In fact, the seemingly endless battle over the Texas voter ID law might get more complicated.
Matt Williams, a lawyer in here in Austin, says when he voted early in Dripping Springs, both he and the poll workers there didn’t know the new voter ID rules.
“I haven’t really been keeping up with voter ID. I knew that there had been a legal challenge to it that involved the State of Texas,” he said. “But I didn’t know any details. I don’t do election law and I have a pretty busy practice, so I wasn’t keeping track of what the rules were and what the result was of that suit.”
That confusion was widespread and spurred a new lawsuit in San Antonio just prior to Election Day.
The rules are that you could vote without a photo ID, if you showed some documents, like a utility bill with your current address, and signed a form. Those rules were the result of a lawsuit and ruling by a federal appeals court, which found the state’s law discriminated against minorities. Ezra Rosenberg is one of the lawyers representing the people challenging the law. He says, even after the election, that lawsuit is still moving forward on two other tracks.
“One is Texas’ petition for certiorari to the United States Supreme Court, at the same time the district court Judge Ramos has set a schedule for the briefing and argument for the discriminatory intent claim,” Rosenberg said.
That means the U.S. Supreme Court can decide to weigh in on that last ruling. And, separately, another federal court can go farther in striking down the state’s law, if it finds the law was created with the purpose of discriminating.
Although, Rosenberg says one won’t exactly affect the other.
“Right now they are running in parallel and no one has made a motion to stay the proceedings before Judge Ramos,” he said. “Right now, we are assuming we are moving full speed ahead on the intent issue.”
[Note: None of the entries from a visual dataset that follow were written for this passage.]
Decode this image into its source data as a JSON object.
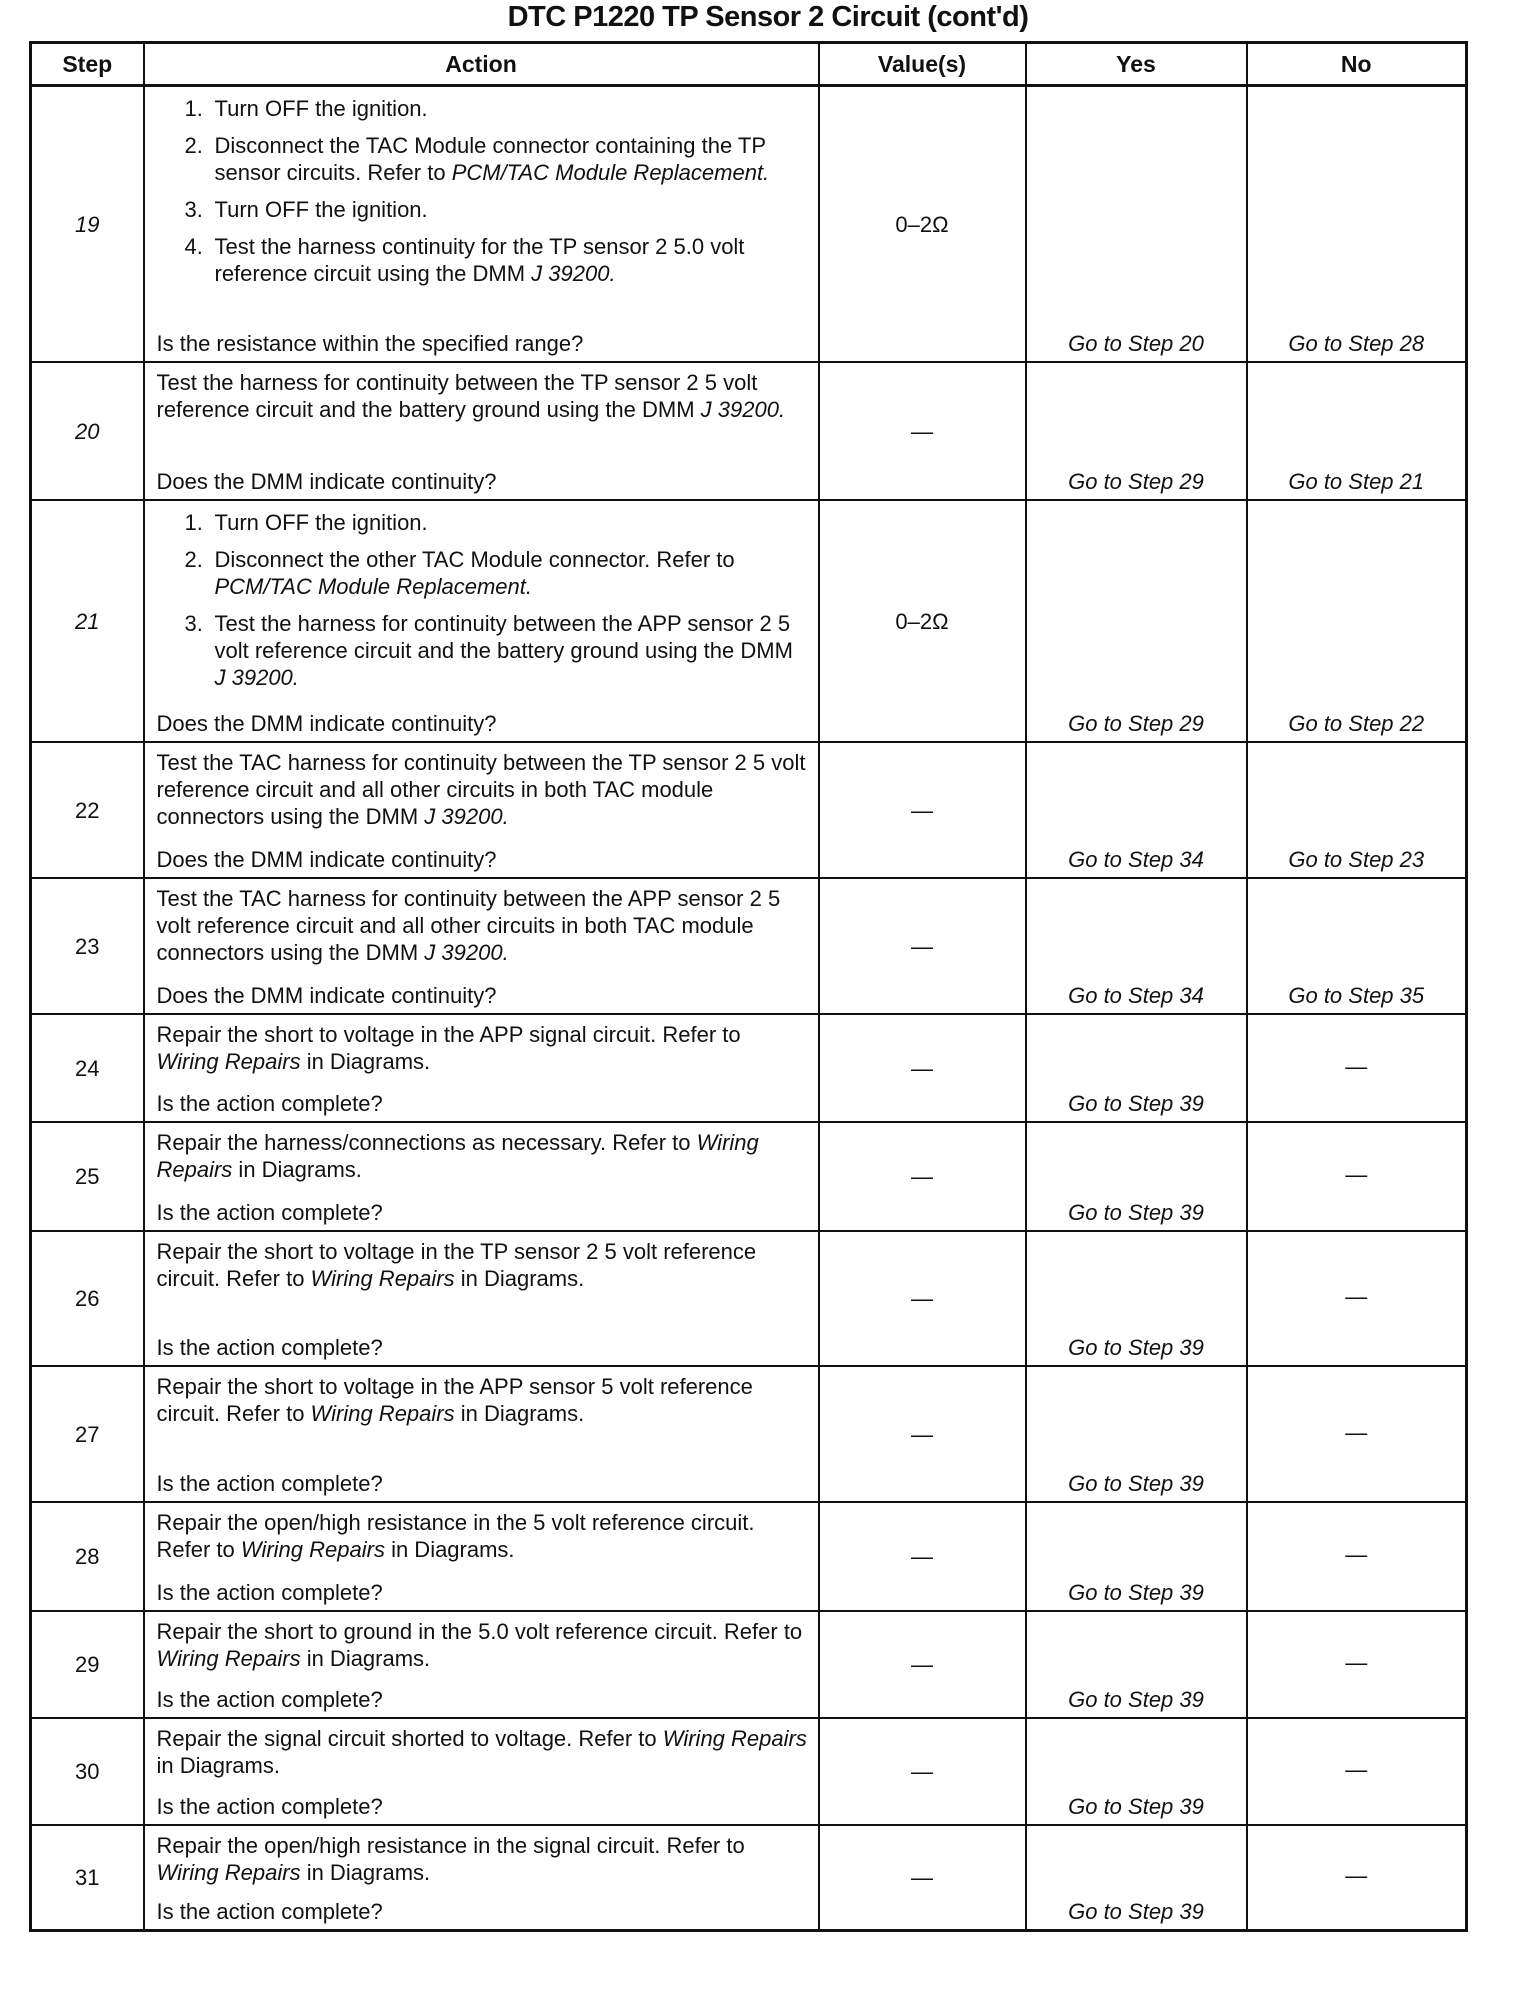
{
  "title": "DTC P1220 TP Sensor 2 Circuit  (cont'd)",
  "headers": {
    "step": "Step",
    "action": "Action",
    "values": "Value(s)",
    "yes": "Yes",
    "no": "No"
  },
  "rows": [
    {
      "step": "19",
      "italic": true,
      "h": 274,
      "blocks": [
        {
          "n": "1.",
          "segs": [
            {
              "t": "Turn OFF the ignition."
            }
          ]
        },
        {
          "n": "2.",
          "segs": [
            {
              "t": "Disconnect the TAC Module connector containing the TP sensor circuits. Refer to "
            },
            {
              "t": "PCM/TAC Module Replacement.",
              "i": true
            }
          ]
        },
        {
          "n": "3.",
          "segs": [
            {
              "t": "Turn OFF the ignition."
            }
          ]
        },
        {
          "n": "4.",
          "segs": [
            {
              "t": "Test the harness continuity for the TP sensor 2 5.0 volt reference circuit using the DMM "
            },
            {
              "t": "J 39200.",
              "i": true
            }
          ]
        }
      ],
      "question": "Is the resistance within the specified range?",
      "value": "0–2Ω",
      "yes": "Go to Step 20",
      "no": "Go to Step 28"
    },
    {
      "step": "20",
      "italic": true,
      "h": 136,
      "blocks": [
        {
          "segs": [
            {
              "t": "Test the harness for continuity between the TP sensor 2 5 volt reference circuit and the battery ground using the DMM "
            },
            {
              "t": "J 39200.",
              "i": true
            }
          ]
        }
      ],
      "question": "Does the DMM indicate continuity?",
      "value": "—",
      "yes": "Go to Step 29",
      "no": "Go to Step 21"
    },
    {
      "step": "21",
      "italic": true,
      "h": 240,
      "blocks": [
        {
          "n": "1.",
          "segs": [
            {
              "t": "Turn OFF the ignition."
            }
          ]
        },
        {
          "n": "2.",
          "segs": [
            {
              "t": "Disconnect the other TAC Module connector. Refer to "
            },
            {
              "t": "PCM/TAC Module Replacement.",
              "i": true
            }
          ]
        },
        {
          "n": "3.",
          "segs": [
            {
              "t": "Test the harness for continuity between the APP sensor 2 5 volt reference circuit and the battery ground using the DMM "
            },
            {
              "t": "J 39200.",
              "i": true
            }
          ]
        }
      ],
      "question": "Does the DMM indicate continuity?",
      "value": "0–2Ω",
      "yes": "Go to Step 29",
      "no": "Go to Step 22"
    },
    {
      "step": "22",
      "h": 134,
      "blocks": [
        {
          "segs": [
            {
              "t": "Test the TAC harness for continuity between the TP sensor 2 5 volt reference circuit and all other circuits in both TAC module connectors using the DMM "
            },
            {
              "t": "J 39200.",
              "i": true
            }
          ]
        }
      ],
      "question": "Does the DMM indicate continuity?",
      "value": "—",
      "yes": "Go to Step 34",
      "no": "Go to Step 23"
    },
    {
      "step": "23",
      "h": 134,
      "blocks": [
        {
          "segs": [
            {
              "t": "Test the TAC harness for continuity between the APP sensor 2 5 volt reference circuit and all other circuits in both TAC module connectors using the DMM "
            },
            {
              "t": "J 39200.",
              "i": true
            }
          ]
        }
      ],
      "question": "Does the DMM indicate continuity?",
      "value": "—",
      "yes": "Go to Step 34",
      "no": "Go to Step 35"
    },
    {
      "step": "24",
      "h": 106,
      "blocks": [
        {
          "segs": [
            {
              "t": "Repair the short to voltage in the APP signal circuit. Refer to "
            },
            {
              "t": "Wiring Repairs",
              "i": true
            },
            {
              "t": " in Diagrams."
            }
          ]
        }
      ],
      "question": "Is the action complete?",
      "value": "—",
      "yes": "Go to Step 39",
      "no": "—"
    },
    {
      "step": "25",
      "h": 107,
      "blocks": [
        {
          "segs": [
            {
              "t": "Repair the harness/connections as necessary. Refer to "
            },
            {
              "t": "Wiring Repairs",
              "i": true
            },
            {
              "t": " in Diagrams."
            }
          ]
        }
      ],
      "question": "Is the action complete?",
      "value": "—",
      "yes": "Go to Step 39",
      "no": "—"
    },
    {
      "step": "26",
      "h": 133,
      "blocks": [
        {
          "segs": [
            {
              "t": "Repair the short to voltage in the TP sensor 2 5 volt reference circuit. Refer to "
            },
            {
              "t": "Wiring Repairs",
              "i": true
            },
            {
              "t": " in Diagrams."
            }
          ]
        }
      ],
      "question": "Is the action complete?",
      "value": "—",
      "yes": "Go to Step 39",
      "no": "—"
    },
    {
      "step": "27",
      "h": 134,
      "blocks": [
        {
          "segs": [
            {
              "t": "Repair the short to voltage in the APP sensor 5 volt reference circuit. Refer to "
            },
            {
              "t": "Wiring Repairs",
              "i": true
            },
            {
              "t": " in Diagrams."
            }
          ]
        }
      ],
      "question": "Is the action complete?",
      "value": "—",
      "yes": "Go to Step 39",
      "no": "—"
    },
    {
      "step": "28",
      "h": 107,
      "blocks": [
        {
          "segs": [
            {
              "t": "Repair the open/high resistance in the 5 volt reference circuit. Refer to "
            },
            {
              "t": "Wiring Repairs",
              "i": true
            },
            {
              "t": " in Diagrams."
            }
          ]
        }
      ],
      "question": "Is the action complete?",
      "value": "—",
      "yes": "Go to Step 39",
      "no": "—"
    },
    {
      "step": "29",
      "h": 105,
      "blocks": [
        {
          "segs": [
            {
              "t": "Repair the short to ground in the 5.0 volt reference circuit. Refer to "
            },
            {
              "t": "Wiring Repairs",
              "i": true
            },
            {
              "t": " in Diagrams."
            }
          ]
        }
      ],
      "question": "Is the action complete?",
      "value": "—",
      "yes": "Go to Step 39",
      "no": "—"
    },
    {
      "step": "30",
      "h": 105,
      "blocks": [
        {
          "segs": [
            {
              "t": "Repair the signal circuit shorted to voltage. Refer to "
            },
            {
              "t": "Wiring Repairs",
              "i": true
            },
            {
              "t": " in Diagrams."
            }
          ]
        }
      ],
      "question": "Is the action complete?",
      "value": "—",
      "yes": "Go to Step 39",
      "no": "—"
    },
    {
      "step": "31",
      "h": 103,
      "blocks": [
        {
          "segs": [
            {
              "t": "Repair the open/high resistance in the signal circuit. Refer to "
            },
            {
              "t": "Wiring Repairs",
              "i": true
            },
            {
              "t": " in Diagrams."
            }
          ]
        }
      ],
      "question": "Is the action complete?",
      "value": "—",
      "yes": "Go to Step 39",
      "no": "—"
    }
  ]
}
Further complicating things is the fact that the Texas legislative session starts in January. Lt. Gov. Dan Patrick has made voter ID one of his top 10 priorities.
Jen Clark with the Brennan Center, which is also representing the plaintiffs in the intent case, says state lawmakers should proceed with caution.
“I hope that the legislature pays attention to all the complaints, including the subsidiary lawsuit that came from voters throughout the course of early voting and election day about just kind of mess and confusion of this law on the ground,” she said.
And, if there are any special elections in the interim – like the special election to replace Dawnna Dukes in Austin's Texas House District 46 – lawyers say voters will likely use the same voter ID rules used during this past election.